On April 27 the Oranges will follow all festivities from High Tech Campus Eindhoven.The event is broadcasted live on television by the NOS (the National Dutch Broadcasting Company). Public events are not allowed, this year you can follow everything from home! There is also plenty to do here. There's a crazy lottery with designer prizes from Eindhoven and the student teams of the TU/e share their latest innovations.
Q. What to wear?
A. Something with orange. A hat, scarf or shirt. You can also try orange hairspray. If you're like, sorry-but-orange-doesn't-work-for-me, go for a combination of red, white and blue.
Q. How else do I express Orange feelings?
A. You can hoist the Dutch flag, orange pennant and all. Eat an orange tompouce or try singing the national anthem. Forgot the lyrics? Click here.
Q. Where can I find the best tompouce?
A. A well-known place for the orange tompouce is the Hema, which sells them just like many supermarkets. Bakers and pastry chefs also offer great varieties of tompouces. Check out the vegan tompouces from Viola’s, for example.
“ Hoist the Dutch flag, orange pennant and all. Eat an orange tompouce or try singing the national anthem. ”
Q. Any fun facts about the Royals and Eindhoven?

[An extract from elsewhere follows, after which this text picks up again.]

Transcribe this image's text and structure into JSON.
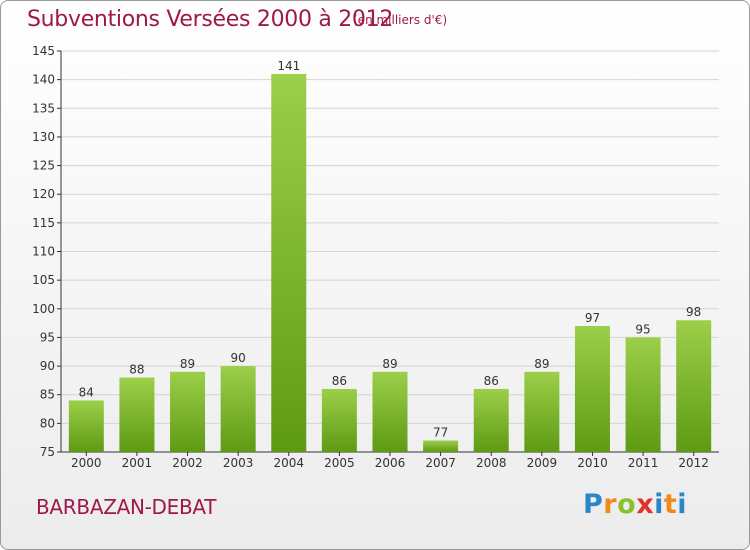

A. One of the most famous squares in the city is named after the great-grandmother of Willem-Alexander. The Wilhelminaplein was created in 1904 on the occasion of the visit of Queen Wilhelmina and Prince Hendrik to Eindhoven. The names of many bars and restaurants on the square still refer to the Royal Family.
In 1927, the first shortwave radio transmission with the Dutch East Indies took place from Natlab. Queen Wilhelmina and Princess Juliana (the great-great-grandmother and grandmother of King Willem-Alexander) spoke to the Dutch colony this way.
Warm ties were formed between the House of Orange and the Philips family. In 1936 Princess Juliana and Prince Bernhard stayed in villa De Laak, the home of Anton Philips.